28/08/2012 - Algumas regras fonológicas e sua repercussão na morfologia

Há, no Latim Clássico, uma estreita correspondência entre letra e fonema, ou seja, a escrita e a fala não se distanciavam muito, como ocorre, por exemplo, em diversas línguas atuais, em que essa correspondência está bem mais afastada. Examinem-se as palavras sintaxe, exame, enxada, fixo, e verificar-se-á que a letra x tem na fala realizações fonéticas variadas, a saber, /s/, /z/, /s/, /ks/, o que, todavia, não ocorria em latim, uma vez que ao x correspondiam sempre dois fonemas—o k e o s. A criança romana certamente não se defrontava com o tipo de dificuldades que o falante do português enfrenta para o domínio da língua escrita. De fato, como observa Sebastian Mariner Bigorra, no Apêndice Fonemática Latina … el alfabeto latino usual en la época clásica estaba bastante bien adaptado a los fines de representación de sus fonemas1.

Não busca, no entanto, o presente trabalho descrever os fonemas do latim nem tampouco explorar aspectos da língua latina já amplamente debatidos e esclarecidos em obras especializadas.

Devemos, contudo, estar atentos à combinação dos fonemas latinos e verificar os diversos aspectos dessa combinação.

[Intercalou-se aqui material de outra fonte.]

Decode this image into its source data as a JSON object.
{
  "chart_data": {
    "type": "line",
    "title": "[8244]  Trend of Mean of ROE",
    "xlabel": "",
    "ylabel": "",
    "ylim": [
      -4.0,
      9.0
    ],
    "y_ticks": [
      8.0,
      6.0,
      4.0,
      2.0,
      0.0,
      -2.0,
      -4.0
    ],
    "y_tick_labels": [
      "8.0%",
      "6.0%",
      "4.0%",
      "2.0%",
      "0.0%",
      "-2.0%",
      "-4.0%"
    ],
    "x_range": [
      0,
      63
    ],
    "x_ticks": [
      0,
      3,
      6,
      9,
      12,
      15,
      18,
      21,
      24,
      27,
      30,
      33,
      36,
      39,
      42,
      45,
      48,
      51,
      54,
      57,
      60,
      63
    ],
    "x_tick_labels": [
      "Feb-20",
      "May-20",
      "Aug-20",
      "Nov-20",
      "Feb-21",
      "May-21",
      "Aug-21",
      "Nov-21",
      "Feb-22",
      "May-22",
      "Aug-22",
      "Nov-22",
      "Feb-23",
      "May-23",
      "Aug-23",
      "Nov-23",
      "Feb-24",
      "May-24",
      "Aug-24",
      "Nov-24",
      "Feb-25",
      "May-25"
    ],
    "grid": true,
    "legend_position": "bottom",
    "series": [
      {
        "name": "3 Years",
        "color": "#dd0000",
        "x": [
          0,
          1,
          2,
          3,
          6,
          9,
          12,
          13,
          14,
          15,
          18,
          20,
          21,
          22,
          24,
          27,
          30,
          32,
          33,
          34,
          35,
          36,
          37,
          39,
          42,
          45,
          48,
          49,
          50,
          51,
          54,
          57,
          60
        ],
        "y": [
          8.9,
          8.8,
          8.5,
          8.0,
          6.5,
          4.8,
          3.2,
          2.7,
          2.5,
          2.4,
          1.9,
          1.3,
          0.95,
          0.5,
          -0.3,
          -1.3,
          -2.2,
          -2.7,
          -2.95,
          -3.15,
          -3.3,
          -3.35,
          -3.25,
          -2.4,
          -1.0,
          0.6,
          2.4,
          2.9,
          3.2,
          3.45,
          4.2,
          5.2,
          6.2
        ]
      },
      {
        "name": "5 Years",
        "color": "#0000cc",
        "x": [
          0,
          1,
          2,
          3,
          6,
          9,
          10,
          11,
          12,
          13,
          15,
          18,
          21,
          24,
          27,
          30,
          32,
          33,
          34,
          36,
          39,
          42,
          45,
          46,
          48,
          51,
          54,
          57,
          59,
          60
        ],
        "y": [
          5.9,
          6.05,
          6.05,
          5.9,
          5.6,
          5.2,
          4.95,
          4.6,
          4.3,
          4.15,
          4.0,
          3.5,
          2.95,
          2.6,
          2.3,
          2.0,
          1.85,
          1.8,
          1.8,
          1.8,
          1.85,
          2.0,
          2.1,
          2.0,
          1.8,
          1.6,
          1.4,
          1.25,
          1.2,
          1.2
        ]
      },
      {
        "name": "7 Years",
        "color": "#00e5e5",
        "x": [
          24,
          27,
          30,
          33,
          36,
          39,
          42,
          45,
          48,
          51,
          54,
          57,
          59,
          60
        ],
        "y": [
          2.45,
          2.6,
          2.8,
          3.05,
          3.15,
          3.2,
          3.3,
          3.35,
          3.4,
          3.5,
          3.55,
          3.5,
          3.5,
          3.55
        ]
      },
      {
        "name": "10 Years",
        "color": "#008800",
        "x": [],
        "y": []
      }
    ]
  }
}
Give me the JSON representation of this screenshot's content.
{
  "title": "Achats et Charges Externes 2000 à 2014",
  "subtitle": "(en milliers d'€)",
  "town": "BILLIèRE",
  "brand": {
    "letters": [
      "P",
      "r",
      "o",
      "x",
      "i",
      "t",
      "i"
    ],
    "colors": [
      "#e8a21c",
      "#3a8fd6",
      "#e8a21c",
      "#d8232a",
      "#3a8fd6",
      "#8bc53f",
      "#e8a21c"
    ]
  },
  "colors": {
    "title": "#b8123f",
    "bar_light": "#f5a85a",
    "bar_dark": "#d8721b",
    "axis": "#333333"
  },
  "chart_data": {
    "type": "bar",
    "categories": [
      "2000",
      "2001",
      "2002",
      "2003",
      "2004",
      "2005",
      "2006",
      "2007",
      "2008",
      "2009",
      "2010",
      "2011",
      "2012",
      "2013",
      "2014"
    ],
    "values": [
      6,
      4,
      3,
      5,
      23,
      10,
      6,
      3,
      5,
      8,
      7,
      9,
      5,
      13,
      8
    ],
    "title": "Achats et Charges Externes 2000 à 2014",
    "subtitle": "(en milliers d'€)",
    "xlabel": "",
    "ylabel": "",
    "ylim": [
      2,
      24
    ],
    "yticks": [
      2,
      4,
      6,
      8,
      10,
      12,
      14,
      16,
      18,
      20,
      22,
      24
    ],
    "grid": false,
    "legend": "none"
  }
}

Comparem-se, por exemplo, os seguintes dados:

scribo, scripsi, scriptum, scribere escrever

rego, rexi, rectum, regere governar

lapis, lapidis pedra

nox, noctis noite

lux, lucis luz

dux, ducis chefe

lex, legis lei

rex, regis rei

fons, fontis fonte

mons, montis monte

ueritas, ueritatis verdade

possum, potui, posse poder

Temos de estar atentos, repito, aos fenômenos fonéticos que ocorrem nas formas enumeradas, apresentando-lhes uma descrição cuidadosa que, a meu ver, facilita a compreensão de aspectos morfológicos da língua latina. Na terceira declinação, sobretudo, existem acomodações dos temas ao receberem eles a desinência –s de nominativo, como é o caso de *leg–, cuja consoante –g, sonora, se ensurdece diante de uma consoante surda.

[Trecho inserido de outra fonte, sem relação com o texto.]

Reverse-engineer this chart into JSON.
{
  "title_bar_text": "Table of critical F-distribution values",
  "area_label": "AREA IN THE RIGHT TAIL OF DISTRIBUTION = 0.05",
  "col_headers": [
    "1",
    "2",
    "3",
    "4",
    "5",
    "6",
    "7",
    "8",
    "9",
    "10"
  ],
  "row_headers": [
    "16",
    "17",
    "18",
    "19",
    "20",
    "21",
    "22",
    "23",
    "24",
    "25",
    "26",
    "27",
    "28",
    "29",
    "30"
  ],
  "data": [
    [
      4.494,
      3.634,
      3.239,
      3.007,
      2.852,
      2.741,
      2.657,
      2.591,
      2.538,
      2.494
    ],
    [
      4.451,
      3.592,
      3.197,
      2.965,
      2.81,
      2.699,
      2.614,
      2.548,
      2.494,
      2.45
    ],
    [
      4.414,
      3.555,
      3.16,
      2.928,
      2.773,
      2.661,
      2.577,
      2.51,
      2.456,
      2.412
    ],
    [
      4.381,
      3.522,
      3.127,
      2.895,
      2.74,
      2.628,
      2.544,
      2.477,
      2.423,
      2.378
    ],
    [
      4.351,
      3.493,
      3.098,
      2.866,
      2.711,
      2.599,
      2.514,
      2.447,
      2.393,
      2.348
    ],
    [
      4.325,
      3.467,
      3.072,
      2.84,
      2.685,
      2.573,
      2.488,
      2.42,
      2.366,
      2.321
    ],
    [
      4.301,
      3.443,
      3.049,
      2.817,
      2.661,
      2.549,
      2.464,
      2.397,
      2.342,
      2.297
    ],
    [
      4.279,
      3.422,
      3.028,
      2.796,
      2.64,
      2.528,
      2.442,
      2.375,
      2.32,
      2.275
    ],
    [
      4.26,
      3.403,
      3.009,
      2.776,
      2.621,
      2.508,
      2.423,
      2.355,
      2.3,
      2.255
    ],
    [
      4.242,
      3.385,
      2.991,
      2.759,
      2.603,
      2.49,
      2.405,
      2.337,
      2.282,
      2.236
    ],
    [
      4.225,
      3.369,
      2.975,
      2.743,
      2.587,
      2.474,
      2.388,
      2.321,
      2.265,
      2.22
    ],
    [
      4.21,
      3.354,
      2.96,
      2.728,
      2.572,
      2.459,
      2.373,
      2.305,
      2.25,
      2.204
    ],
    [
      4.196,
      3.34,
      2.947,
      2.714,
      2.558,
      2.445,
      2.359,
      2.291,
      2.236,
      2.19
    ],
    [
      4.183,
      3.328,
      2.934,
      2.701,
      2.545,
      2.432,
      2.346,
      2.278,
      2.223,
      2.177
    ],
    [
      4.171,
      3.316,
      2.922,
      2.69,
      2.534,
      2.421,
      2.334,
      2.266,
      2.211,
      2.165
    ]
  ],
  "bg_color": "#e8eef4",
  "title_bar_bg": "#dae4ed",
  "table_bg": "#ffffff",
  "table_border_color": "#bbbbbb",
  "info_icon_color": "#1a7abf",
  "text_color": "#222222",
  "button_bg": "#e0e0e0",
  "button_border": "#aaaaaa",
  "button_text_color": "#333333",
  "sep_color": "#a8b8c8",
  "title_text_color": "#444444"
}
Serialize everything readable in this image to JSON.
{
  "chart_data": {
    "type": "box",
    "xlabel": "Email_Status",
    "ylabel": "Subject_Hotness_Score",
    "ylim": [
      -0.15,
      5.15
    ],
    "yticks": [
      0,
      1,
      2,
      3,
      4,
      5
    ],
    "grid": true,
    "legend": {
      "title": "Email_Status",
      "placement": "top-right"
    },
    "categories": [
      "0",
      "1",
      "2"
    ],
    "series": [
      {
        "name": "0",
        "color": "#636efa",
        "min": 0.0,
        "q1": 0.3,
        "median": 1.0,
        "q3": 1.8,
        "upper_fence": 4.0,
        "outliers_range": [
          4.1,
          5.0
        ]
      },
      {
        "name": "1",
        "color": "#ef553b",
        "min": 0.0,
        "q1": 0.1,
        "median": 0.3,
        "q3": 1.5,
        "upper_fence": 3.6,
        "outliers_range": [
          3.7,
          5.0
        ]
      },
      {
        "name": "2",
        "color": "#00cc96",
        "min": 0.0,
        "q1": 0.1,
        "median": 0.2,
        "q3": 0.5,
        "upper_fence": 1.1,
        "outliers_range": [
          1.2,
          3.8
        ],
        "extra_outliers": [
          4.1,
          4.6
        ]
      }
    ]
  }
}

Se observarmos o quadro das consoantes

p          t             k

b          d             g

f          s                    h

m          n             ŋ

.          l

.          r

verificaremos que as únicas consoantes que apresentam oposição surda-sonora são as oclusivas. As sonoras, ao entrarem em contacto com uma surda, se ensurdecem. Assim, o b de scribo se altera para p, como em scribo, scripsi, scriptum; o g de leg–, reg–, muda para k, o que se verifica em /leks/ , /reks/ .

Essa é uma assimilação parcial quanto à sonoridade e, para efeito de melhor visualização, podemos formalizar a regra:

Cson -> Csu / — Csu

que se lê: uma consoante sonora muda para consoante surda, diante de consoante surda.

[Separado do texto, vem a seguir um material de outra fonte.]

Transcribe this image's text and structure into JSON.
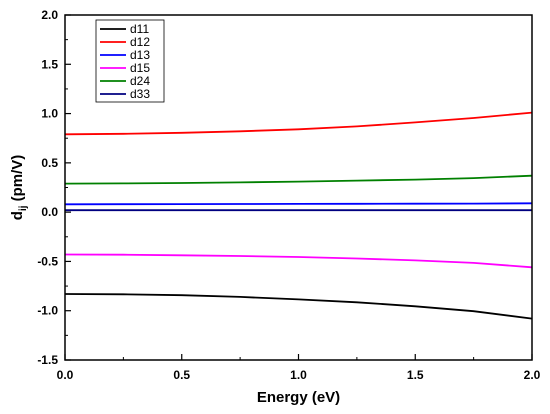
{
  "chart_data": {
    "type": "line",
    "title": "",
    "xlabel": "Energy (eV)",
    "ylabel": {
      "main": "d",
      "sub": "ij",
      "rest": " (pm/V)"
    },
    "xlim": [
      0.0,
      2.0
    ],
    "ylim": [
      -1.5,
      2.0
    ],
    "xticks": [
      "0.0",
      "0.5",
      "1.0",
      "1.5",
      "2.0"
    ],
    "yticks": [
      "-1.5",
      "-1.0",
      "-0.5",
      "0.0",
      "0.5",
      "1.0",
      "1.5",
      "2.0"
    ],
    "grid": false,
    "legend_position": "top-left",
    "x": [
      0.0,
      0.25,
      0.5,
      0.75,
      1.0,
      1.25,
      1.5,
      1.75,
      2.0
    ],
    "series": [
      {
        "name": "d11",
        "color": "#000000",
        "values": [
          -0.83,
          -0.833,
          -0.843,
          -0.86,
          -0.885,
          -0.915,
          -0.955,
          -1.005,
          -1.08
        ]
      },
      {
        "name": "d12",
        "color": "#ff0000",
        "values": [
          0.79,
          0.795,
          0.805,
          0.82,
          0.84,
          0.87,
          0.91,
          0.955,
          1.01
        ]
      },
      {
        "name": "d13",
        "color": "#0000ff",
        "values": [
          0.08,
          0.081,
          0.082,
          0.083,
          0.084,
          0.085,
          0.086,
          0.087,
          0.09
        ]
      },
      {
        "name": "d15",
        "color": "#ff00ff",
        "values": [
          -0.43,
          -0.432,
          -0.438,
          -0.445,
          -0.455,
          -0.47,
          -0.49,
          -0.515,
          -0.56
        ]
      },
      {
        "name": "d24",
        "color": "#008000",
        "values": [
          0.29,
          0.292,
          0.296,
          0.302,
          0.31,
          0.32,
          0.33,
          0.345,
          0.37
        ]
      },
      {
        "name": "d33",
        "color": "#000080",
        "values": [
          0.02,
          0.02,
          0.02,
          0.02,
          0.02,
          0.02,
          0.02,
          0.02,
          0.02
        ]
      }
    ]
  }
}
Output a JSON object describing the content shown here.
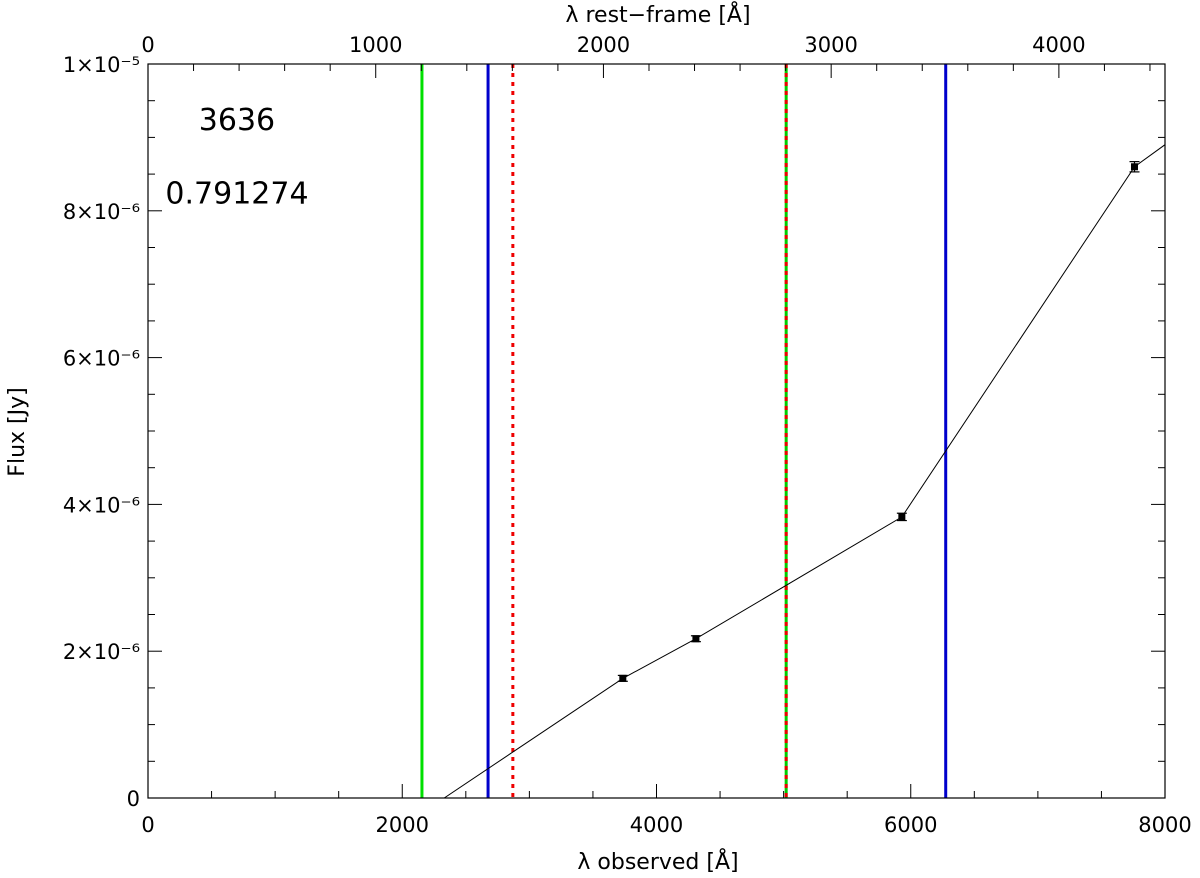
{
  "chart_data": {
    "type": "scatter",
    "xlabel": "λ observed [Å]",
    "x2label": "λ rest−frame [Å]",
    "ylabel": "Flux [Jy]",
    "xlim": [
      0,
      8000
    ],
    "x2lim": [
      0,
      4466
    ],
    "ylim": [
      0,
      1e-05
    ],
    "grid": false,
    "x_ticks": [
      {
        "value": 0,
        "label": "0"
      },
      {
        "value": 2000,
        "label": "2000"
      },
      {
        "value": 4000,
        "label": "4000"
      },
      {
        "value": 6000,
        "label": "6000"
      },
      {
        "value": 8000,
        "label": "8000"
      }
    ],
    "x2_ticks": [
      {
        "value": 0,
        "label": "0"
      },
      {
        "value": 1000,
        "label": "1000"
      },
      {
        "value": 2000,
        "label": "2000"
      },
      {
        "value": 3000,
        "label": "3000"
      },
      {
        "value": 4000,
        "label": "4000"
      }
    ],
    "y_ticks": [
      {
        "value": 0,
        "label": "0"
      },
      {
        "value": 2e-06,
        "label": "2×10⁻⁶"
      },
      {
        "value": 4e-06,
        "label": "4×10⁻⁶"
      },
      {
        "value": 6e-06,
        "label": "6×10⁻⁶"
      },
      {
        "value": 8e-06,
        "label": "8×10⁻⁶"
      },
      {
        "value": 1e-05,
        "label": "1×10⁻⁵"
      }
    ],
    "annotations": [
      {
        "text": "3636",
        "x": 700,
        "y": 9.1e-06
      },
      {
        "text": "0.791274",
        "x": 700,
        "y": 8.1e-06
      }
    ],
    "points": [
      {
        "x": 3735,
        "y": 1.63e-06,
        "yerr": 4e-08
      },
      {
        "x": 4310,
        "y": 2.17e-06,
        "yerr": 4e-08
      },
      {
        "x": 5930,
        "y": 3.83e-06,
        "yerr": 5e-08
      },
      {
        "x": 7760,
        "y": 8.6e-06,
        "yerr": 7e-08
      }
    ],
    "line": [
      {
        "x": 2330,
        "y": 0
      },
      {
        "x": 3735,
        "y": 1.63e-06
      },
      {
        "x": 4310,
        "y": 2.17e-06
      },
      {
        "x": 5930,
        "y": 3.83e-06
      },
      {
        "x": 7760,
        "y": 8.6e-06
      },
      {
        "x": 8000,
        "y": 8.9e-06
      }
    ],
    "vlines": [
      {
        "x": 2155,
        "color": "#00e000",
        "style": "solid"
      },
      {
        "x": 2675,
        "color": "#0000cc",
        "style": "solid"
      },
      {
        "x": 2870,
        "color": "#ee0000",
        "style": "dotted"
      },
      {
        "x": 5020,
        "color": "#00cc00",
        "style": "solid"
      },
      {
        "x": 5020,
        "color": "#ee0000",
        "style": "dotted"
      },
      {
        "x": 6275,
        "color": "#0000cc",
        "style": "solid"
      }
    ]
  }
}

Em artigo publicado na Revista Calíope—Presença Clássica no 9 mostramos que, no que diz respeito também à dental sonora, essa apresenta a mudança para surda, como é o caso de adtineo/attineo. Mostramos, ainda, que as regras fonológicas se apresentam ordenadas, corroborando hipótese formulada por Sanford A. Schane de que frequentemente as regras fonológicas são ordenadas2.

Antes, portanto, de chegar a lapis (pedra), cujo tema é lapid– (cf. genitivo plural lapid–um), houve o ensurdecimento do d e, posteriormente, a assimilação total do t ao s, e a simplificação das consoantes geminadas em final de palavra, ou seja, lapid-s -> lapit-s -> lapis-s -> lapis.

Já em fons <- *fonti-s (cf. gen. pl. fonti-um) houve primeiro a queda do i: *fonti-s -> fonts -> fonss -> fons . É de meu entender que esses e outros fenômenos, devidamente explicados, tornam claras as mudanças ocorridas no tema das palavras latinas.

  1. BIGORRA, Sebastian Mariner. Fonemática Latina. In: BASSOLS DE CLIMENT, Mariano. Fonética Latina. Madrid: Consejo Superior de Investiganciones Científicas. 1967.

  2. SCHANE, Sanford A. Generative Phonology. New Jersey: Prentice-Hall, Inc. 1973.